Emotional Availability

With the world gradually advancing as the minute hand of the clock ticks by, with technology taking over personal times and space, with feelings and relationships loosing value with each and every passing day, with coldness and confrontations downing upon us and love slipping out-of-the-way, ever wondered what is it like to be a robust of emotions in between detached and unavailable souls of the human race?

Gently categorising people on the basis of emotional expression, we usually come across two major extremes, the over emotional and the emotionally unavailable. And then there are also those who are emotionally available to a few from the start or who were brave enough to break through the walls and reach them, and put up a cold face to the rest of the world remaining behind. The few of the emotional souls left in this fast paced bitter-sweet world of the millenniums are once in a lifetime kind of people. They would serve and re-serve their heart on a platter to you no matter how many times you break or hurt it. They are the kinds who never learnt how to say No or leave things behind. And they are the ones who spend innumerable moments trying to figure out the slightest changes in the behaviour patterns every night. An emotionally available person is like a roller coaster ride of feelings. They observe, notice and take into consideration even the smallest of words and gestures. They remember details and are never hesitant to step up or be there during the troubled times. They would endure endless hours of wait but still respond back to you in a heartbeat. They forgive and forgive even if they never forget, because words may come and go but the way someone makes them feel at any moment, is forever logged into the diary of their overflowing hearts. They’re willing to give so much of themselves and wear their hearts on their sleeves in the name of hope. The hope that someday they’ll be loved as hard, the hope that someone will change, and the hope that they could take away the cold-hearted persons pain.

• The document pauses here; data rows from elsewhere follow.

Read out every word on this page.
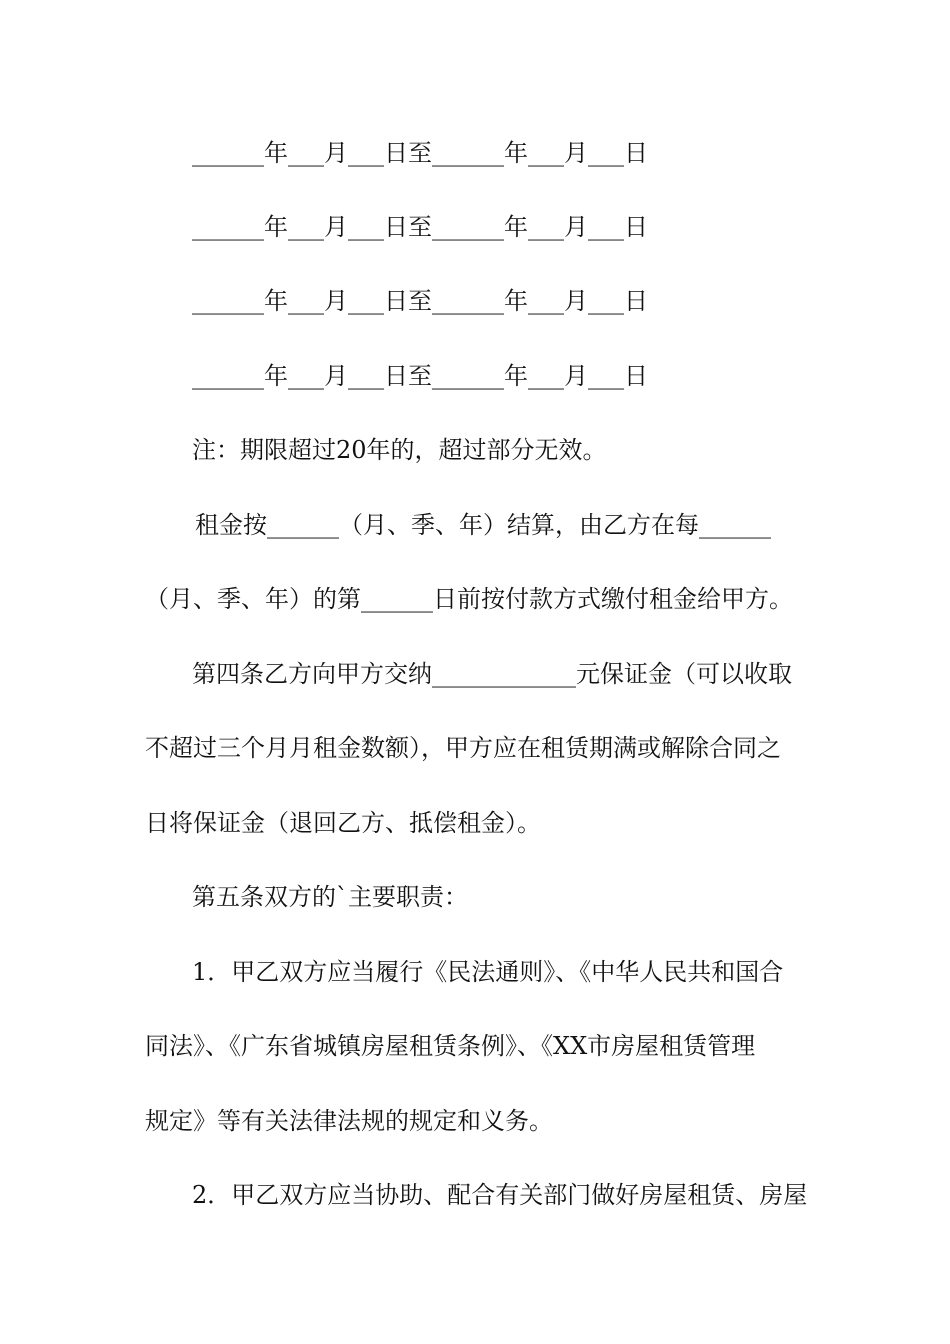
______年___月___日至______年___月___日

______年___月___日至______年___月___日

______年___月___日至______年___月___日

______年___月___日至______年___月___日

注：期限超过20年的，超过部分无效。

租金按______（月、季、年）结算，由乙方在每______

（月、季、年）的第______日前按付款方式缴付租金给甲方。

第四条乙方向甲方交纳____________元保证金（可以收取

不超过三个月月租金数额），甲方应在租赁期满或解除合同之

日将保证金（退回乙方、抵偿租金）。

第五条双方的`主要职责：

1．甲乙双方应当履行《民法通则》、《中华人民共和国合

同法》、《广东省城镇房屋租赁条例》、《XX市房屋租赁管理

规定》等有关法律法规的规定和义务。

2．甲乙双方应当协助、配合有关部门做好房屋租赁、房屋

For such a soulful person to be with someone so emotionally unavailable is nothing less than a major degree of self-torture, but for them it is nothing in front of the love they possess for that person. They hide their pain behind their smiles and let the tears flow silently at night, but wouldn’t let hurtful words escape through their tongues at anytime. But once they start loosing out on the love from within and decide to leave, it’s a hollow world full of darkness and despair for the one who took them for granted. For they test their limits to the extreme, and they give more of themselves to penetrate into the walls of the others unavailability. But once the one who never gives up decides to quit, they take away extremely more than what they ever gave, and those are the voids that never ever truly heal.

Giving Up

The kind of life we’re living, at this very moment is a result of innumerable decisions. Some which we took willingly, some which were forced upon us, and some which happened with the course of time. In life, there are a number of things which are beyond our control. And no matter how much we wish or try, we can’t outrun or outdo them. But, there is a power, which can be vastly affected by factors and still stay yours, and only yours, and under your control, and that is your will power.

Your will power is nothing but your ability to hold on long enough to achieve something you want, no matter how situations and people may try to break you. It’s about staying strong despite loosing hope in times of despair, because you’re driven towards attaining your goal. We as humans, are of two types. One, those who give up way too fast, and the other, those who absolutely despise quitting. And there are also those who are a mix of these people, who act either way, as a response to the demand of time and situations.

They say what makes a person successful is not about how easily they attained their goals, it’s about how many times they rose up after being thrown down by everything around and walked again. The entire concept of giving up or not, is centred around the idea of trying. Because failure is not caused due to a lack of potential or abilities, but by the lack of efforts in trying again and again. And your willingness to try continuously is a result of the driving force within you, which could be positive or negative, or it could either be passion, anger, hate, need, pressure or a life changing event.

But the question that arises is, does that make the one who gives up weaker and the one who holds on always stronger? The answer is an absolute no. Because giving up is not easy either. To let go off your hard work for the part of journey you’ve covered, can leave you absolutely disappointed and full of remorse. To know you wouldn’t ever be able to feel how the grass is greener on the other side, and to be left with a feeling of ‘what ifs’ and ‘buts’. To imagine how what all you missed out on what could have been some of the best moments of your life. Because giving up on the outside may seem easier, but at times it could be brave, selfless and the better decision.

They say winners can’t be quitters, but did someone ask the one who quits, if this was really the game they wanted to win at?